東日本大震災からの復興に向けた地理学からの提言
社団法人日本地理学会 理事会
地理学は自然と人間との関わりを研究してきた伝統のある学術領域である。地理学研究者は、自然科学、社会科学、人文科学の問題意識と研究手法を踏まえて、多様かつ総合的なアプローチによって、人類が直面するさまざまな課題を認識し、その解決に向けて努力してきた。このたびの東日本大震災からの復興に向けて、地理学と地理学研究者の果たす役割は大きい。5月28日に開催された日本地理学会緊急集会「東日本大震災からの復興と地理学―貢献のあり方を考える―」での討議を踏まえて、以下を提言する。
1.自然環境の正確な認識の必要性
日本の国土とその資源を有効に利用して私たちが生活していくためには、日本および世界の自然環境を正確に理解することが不可欠である。地理学は、自然環境の特徴および自然に対する人間のインパクトについて理解を深めるために重要な役割を果たす。自然環境に関する地理学的な知識の重要性が広く認識され、それが有効に活用されることを期待する。そのためにも、学校教育および社会教育における地理学習の重要性を強調したい。
2.大震災に関する科学的研究の促進
大震災の発生と影響を正確に理解し、復興のあり方を検討するためには、科学的研究の蓄積が基盤となる。日本地理学会災害対応本部ホームページには、日本地理学会会員からの情報や研究成果が集約されている。また、日本地理学会が毎年開催する秋季および春季の学術大会は、大震災に関する研究成果を公表し討論する場を提供する。日本地理学会は、今後も大震災に関する科学的研究の蓄積と発信に向けて努力を続ける所存である。
3.社会への積極的な参画と情報発信の必要性
日本地理学会および地理学研究者は、地理学的な研究成果を社会に向けて発信し、具体的な形で還元する努力を行うべきであると認識している。日本地理学会は専門地域調査士の資格を認定しており、この資格を有する人材が、それぞれの地域の復興委員会等の組織や復興事業において活躍することが大いに期待される。また、大震災関係のシンポジウムを企画し、大震災に関する地理学の貢献を広く社会に情報発信していく所存である。
4.新しい開発理念に基づいた復興グランドデザインの必要性
東日本大震災に直面して、自然と人間との関係のあり方を再検討することが迫られている。人間は、科学技術の発達につれて、自然の力を軽視するようになり、大規模な自然改変や巨大開発を行ってきた。しかし、大震災からの復興のためには、人間生活と自然災害との関係を再考し、新しい開発理念に基づく復興グランドデザインの策定が必要である。こうした復興計画の策定における地理学と地理学研究者の積極的な参画が期待される。
5.ローカルな地域の実情に即した復興事業の推進
地理学は、さまざまな地域スケールを設定し、自然から社会・経済・文化を含めた地域に関する諸問題の研究に取り組んできた。

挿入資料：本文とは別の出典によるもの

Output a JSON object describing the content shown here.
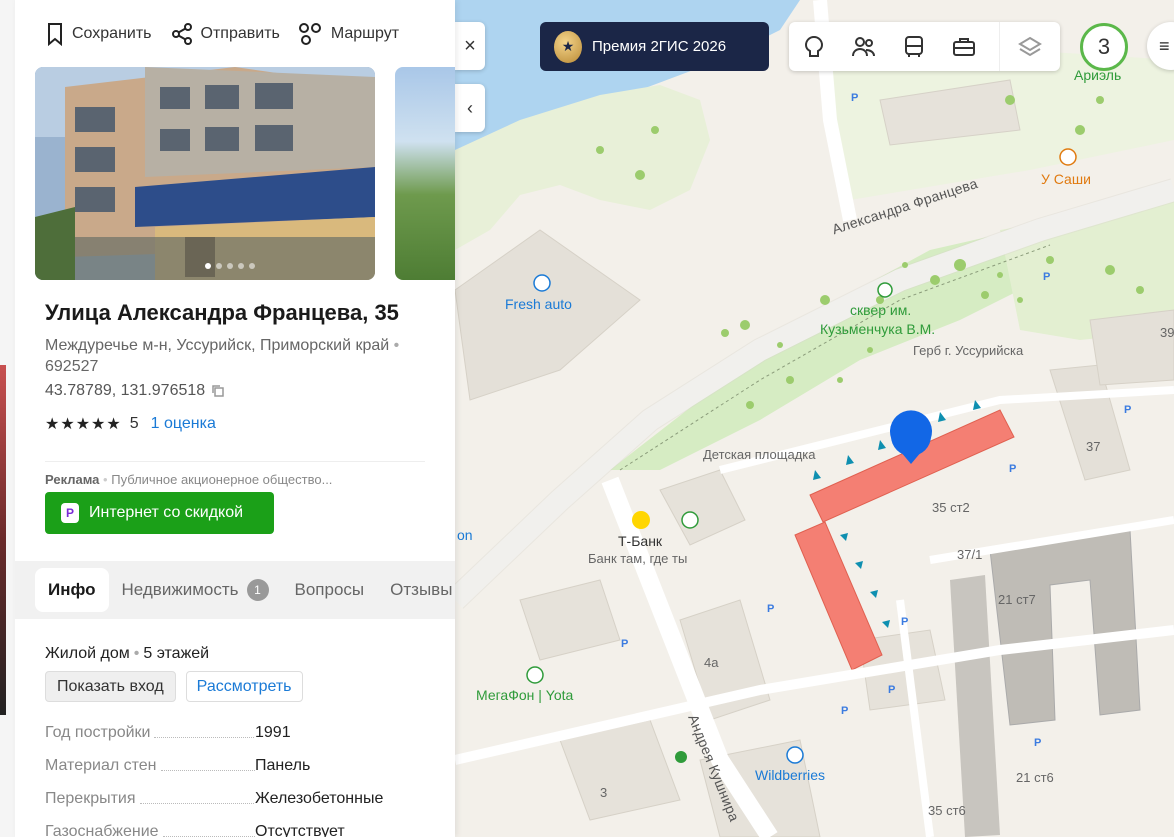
{
  "card": {
    "actions": {
      "save": "Сохранить",
      "share": "Отправить",
      "route": "Маршрут"
    },
    "title": "Улица Александра Францева, 35",
    "address": "Междуречье м-н, Уссурийск, Приморский край",
    "postal_code": "692527",
    "coords": "43.78789, 131.976518",
    "rating": {
      "stars": "★★★★★",
      "value": "5",
      "count": "1 оценка"
    },
    "ad": {
      "label": "Реклама",
      "text": "Публичное акционерное общество..."
    },
    "promo_button": "Интернет со скидкой",
    "tabs": [
      {
        "label": "Инфо"
      },
      {
        "label": "Недвижимость",
        "badge": "1"
      },
      {
        "label": "Вопросы"
      },
      {
        "label": "Отзывы"
      }
    ],
    "info": {
      "type": "Жилой дом",
      "floors": "5 этажей",
      "show_entrance": "Показать вход",
      "view": "Рассмотреть",
      "properties": [
        {
          "key": "Год постройки",
          "value": "1991"
        },
        {
          "key": "Материал стен",
          "value": "Панель"
        },
        {
          "key": "Перекрытия",
          "value": "Железобетонные"
        },
        {
          "key": "Газоснабжение",
          "value": "Отсутствует"
        }
      ]
    }
  },
  "toolbar": {
    "close": "×",
    "collapse": "‹",
    "premium": "Премия 2ГИС 2026",
    "weather_value": "3",
    "weather_label": "Ариэль"
  },
  "map": {
    "labels": {
      "street_francev": "Александра Францева",
      "street_kushnira": "Андрея Кушнира",
      "fresh_auto": "Fresh auto",
      "park": "сквер им.",
      "park2": "Кузьменчука В.М.",
      "coat": "Герб г. Уссурийска",
      "playground": "Детская площадка",
      "tbank": "Т-Банк",
      "tbank_sub": "Банк там, где ты",
      "megafon": "МегаФон | Yota",
      "wildberries": "Wildberries",
      "u_sashi": "У Саши",
      "on": "on",
      "b35st2": "35 ст2",
      "b37_1": "37/1",
      "b37": "37",
      "b39": "39",
      "b21st7": "21 ст7",
      "b4a": "4а",
      "b21st6": "21 ст6",
      "b35st6": "35 ст6",
      "b3": "3",
      "parking": "P"
    }
  }
}
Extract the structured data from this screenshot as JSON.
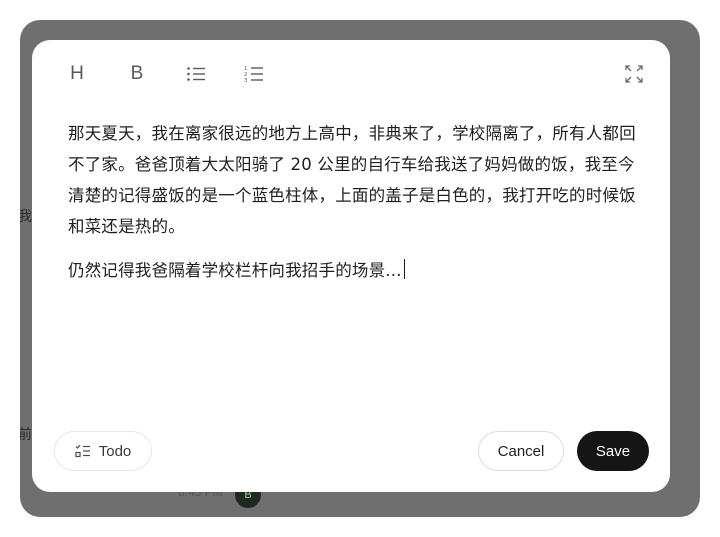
{
  "background": {
    "fragment_1": "我",
    "fragment_2": "前",
    "time": "8:43 PM",
    "avatar": "B"
  },
  "toolbar": {
    "heading_label": "H",
    "bold_label": "B",
    "bullet_list_icon": "bullet-list-icon",
    "numbered_list_icon": "numbered-list-icon",
    "expand_icon": "expand-icon"
  },
  "editor": {
    "paragraph_1": "那天夏天，我在离家很远的地方上高中，非典来了，学校隔离了，所有人都回不了家。爸爸顶着大太阳骑了 20 公里的自行车给我送了妈妈做的饭，我至今清楚的记得盛饭的是一个蓝色柱体，上面的盖子是白色的，我打开吃的时候饭和菜还是热的。",
    "paragraph_2": "仍然记得我爸隔着学校栏杆向我招手的场景..."
  },
  "footer": {
    "todo_label": "Todo",
    "cancel_label": "Cancel",
    "save_label": "Save"
  },
  "colors": {
    "backdrop": "#6f6f6f",
    "modal": "#ffffff",
    "save_button": "#151515"
  }
}
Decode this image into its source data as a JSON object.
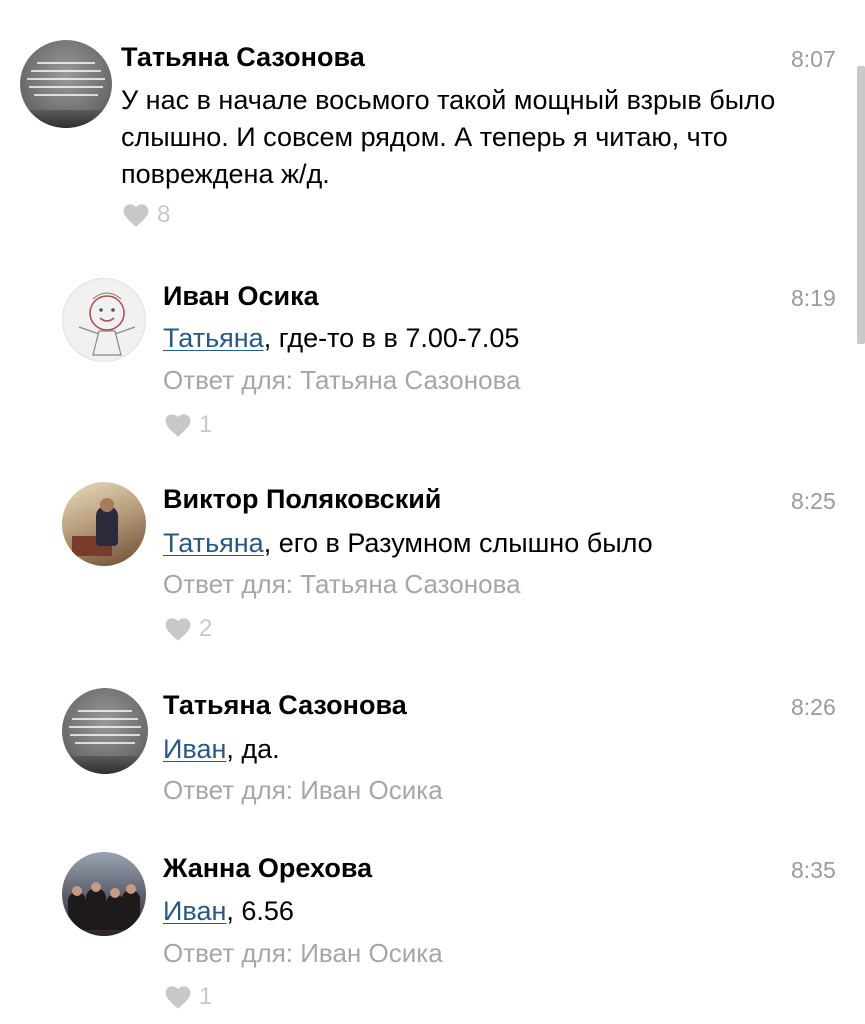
{
  "colors": {
    "name": "#000000",
    "text": "#000000",
    "mention": "#2a5885",
    "meta": "#a6a6a6",
    "like_icon": "#c8c8c8"
  },
  "comments": [
    {
      "author": "Татьяна Сазонова",
      "time": "8:07",
      "text": "У нас в начале восьмого такой мощный взрыв было слышно. И совсем рядом. А теперь я читаю, что повреждена ж/д.",
      "likes": "8",
      "avatar_icon": "text-quote-avatar"
    },
    {
      "author": "Иван Осика",
      "time": "8:19",
      "mention": "Татьяна",
      "text": ", где-то в в 7.00-7.05",
      "reply_to": "Ответ для: Татьяна Сазонова",
      "likes": "1",
      "avatar_icon": "doodle-face-avatar"
    },
    {
      "author": "Виктор Поляковский",
      "time": "8:25",
      "mention": "Татьяна",
      "text": ", его в Разумном слышно было",
      "reply_to": "Ответ для: Татьяна Сазонова",
      "likes": "2",
      "avatar_icon": "person-photo-avatar"
    },
    {
      "author": "Татьяна Сазонова",
      "time": "8:26",
      "mention": "Иван",
      "text": ", да.",
      "reply_to": "Ответ для: Иван Осика",
      "avatar_icon": "text-quote-avatar"
    },
    {
      "author": "Жанна Орехова",
      "time": "8:35",
      "mention": "Иван",
      "text": ", 6.56",
      "reply_to": "Ответ для: Иван Осика",
      "likes": "1",
      "avatar_icon": "group-photo-avatar"
    }
  ]
}
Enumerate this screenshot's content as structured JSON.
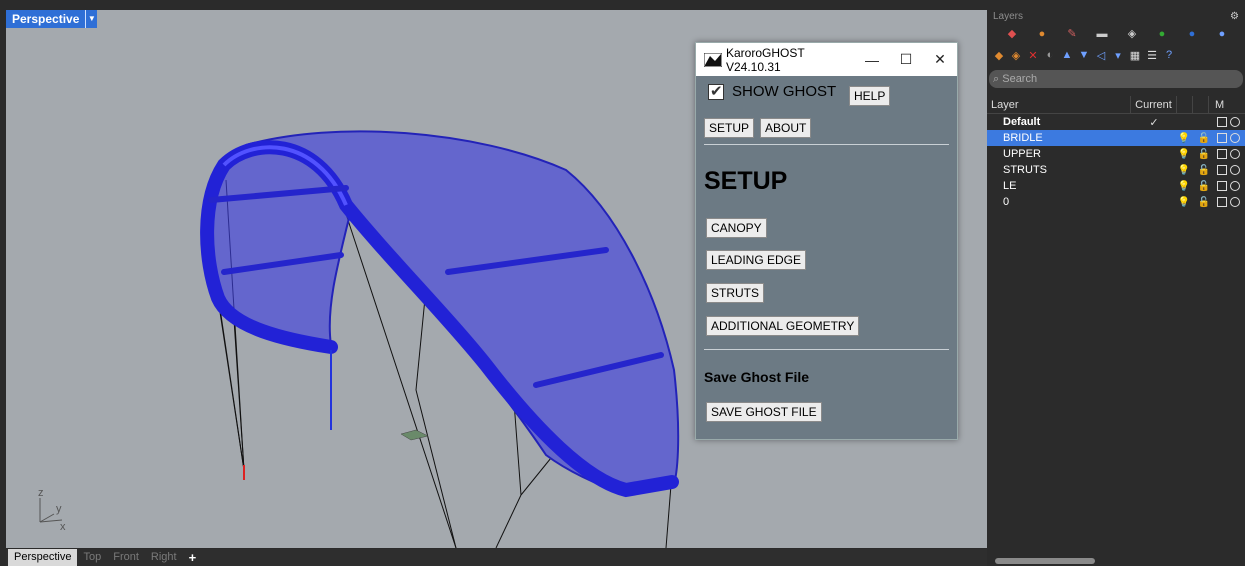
{
  "viewport": {
    "title": "Perspective",
    "axes": {
      "z": "z",
      "y": "y",
      "x": "x"
    }
  },
  "tabs": [
    "Perspective",
    "Top",
    "Front",
    "Right",
    "+"
  ],
  "dialog": {
    "title": "KaroroGHOST V24.10.31",
    "window_buttons": {
      "minimize": "—",
      "maximize": "☐",
      "close": "✕"
    },
    "show_ghost_label": "SHOW GHOST",
    "show_ghost_checked": true,
    "help_label": "HELP",
    "setup_label": "SETUP",
    "about_label": "ABOUT",
    "section_title": "SETUP",
    "canopy_label": "CANOPY",
    "leading_edge_label": "LEADING EDGE",
    "struts_label": "STRUTS",
    "additional_geometry_label": "ADDITIONAL GEOMETRY",
    "save_heading": "Save Ghost File",
    "save_button_label": "SAVE GHOST FILE"
  },
  "layers_panel": {
    "title": "Layers",
    "search_placeholder": "Search",
    "columns": {
      "layer": "Layer",
      "current": "Current",
      "m": "M"
    },
    "rows": [
      {
        "name": "Default",
        "current": "✓",
        "bold": true,
        "selected": false,
        "bulb": false
      },
      {
        "name": "BRIDLE",
        "current": "",
        "bold": false,
        "selected": true,
        "bulb": true
      },
      {
        "name": "UPPER",
        "current": "",
        "bold": false,
        "selected": false,
        "bulb": true
      },
      {
        "name": "STRUTS",
        "current": "",
        "bold": false,
        "selected": false,
        "bulb": true
      },
      {
        "name": "LE",
        "current": "",
        "bold": false,
        "selected": false,
        "bulb": true
      },
      {
        "name": "0",
        "current": "",
        "bold": false,
        "selected": false,
        "bulb": true
      }
    ]
  },
  "colors": {
    "viewport_bg": "#a4a9ae",
    "kite": "#2a2ad8",
    "accent": "#2f6fd6",
    "dialog_bg": "#6c7a84",
    "selected_row": "#3c7ae0"
  }
}
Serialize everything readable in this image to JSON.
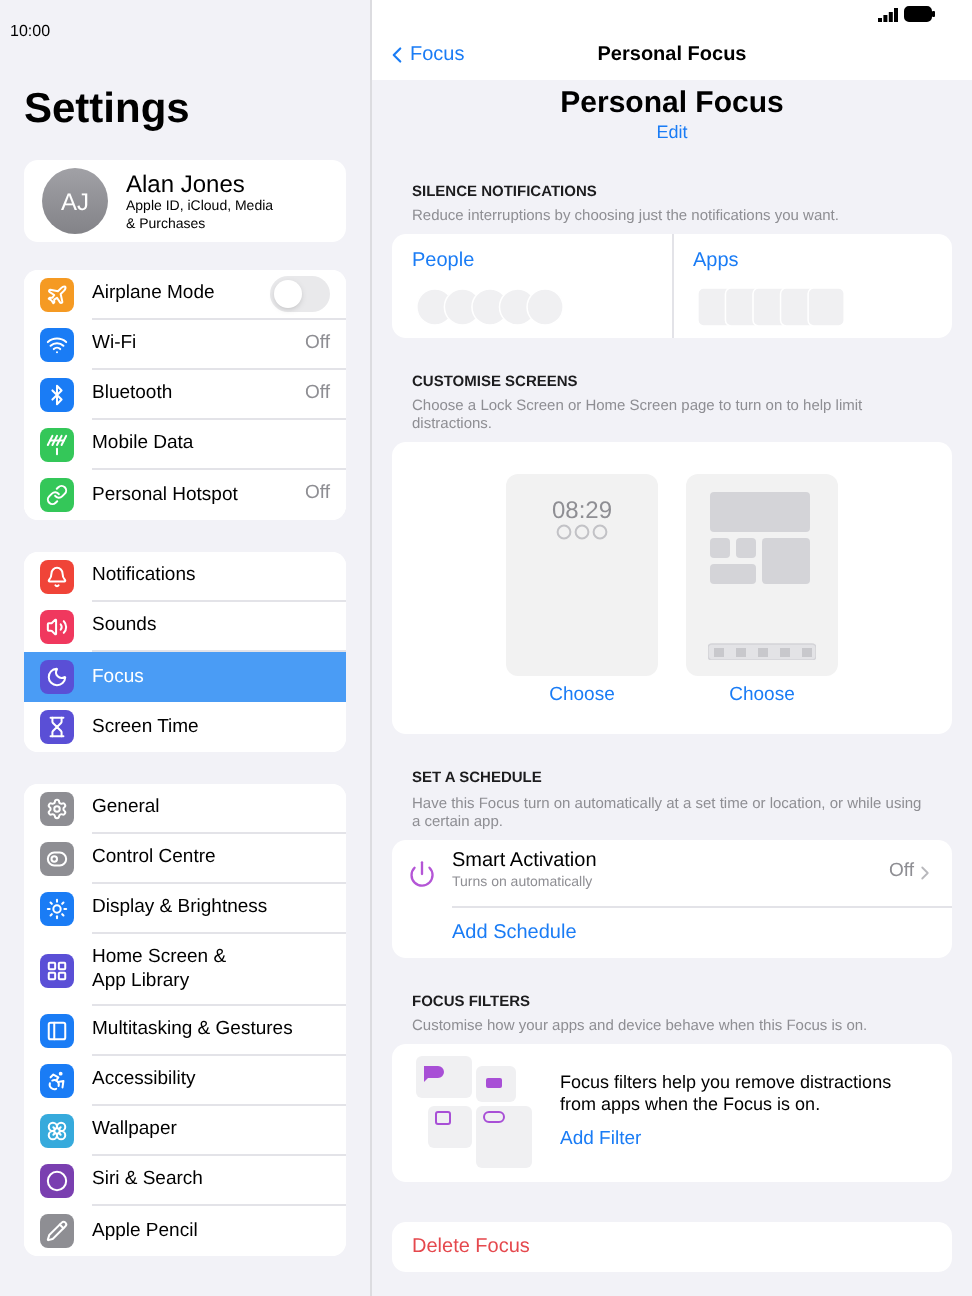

フィールドワークに基づいて地域に密着して研究してきた地理学研究者の経験や地理学の研究成果が、人々の生活、地域社会、地域経済を復興するために有効に活用されることが望まれる。長期的視野に立ち、地域の実情に即して復興計画を策定し復興事業を実施するには、地理学的発想が果たす役割は大きい。
6.地理教育の復興に向けての支援事業
日本地理学会は、4月11日の「地理(社会科)授業再開に際しての教科書・教材整備に向けた緊急提言」で述べたように、被災地の児童生徒が一日も早くより良い環境で勉学ができるよう協力を惜しまない。会員および一般からの賛助金と学会の拠出金に基づいて、被災した小学校・中学校・高等学校における地理教育の復興を支援するために、「東日本大震災地理教育復興支援事業―被災校に地理教材を!―」を推進することを強調したい。
7.防災教育の推進における地理学の重要性
将来の大震災に備えるために、長期的な視野で防災教育を実践する必要がある。高齢化が進む社会において、地域の防災活動に地道に取り組むことが求められる。また、子どものころから自然と防災について理解を深めるために、初等中等教育における地理学習の役割は大きい。災害発生時に柔軟に判断する地理的想像力を培い、機転の利く地域社会を作る必要がある。こうした防災教育の推進のために地理学が活用されることを期待したい。
8.日本の経験を世界に発信する役割
人類の持続的な発展を実現するために、東日本大震災の経験とそれに関連する研究成果を世界に発信していきたい。国際地理学連合の2013年京都国際地理学会議では、こうした課題に関する活発な討議が期待される。また、日本地理学会は、英文学会誌Geographical Review of Japan Series B、およびシュプリンガー社から刊行予定の英文叢書International Perspectives in Geography: AJG Libraryを通じて、国際的な発信に努める所存である。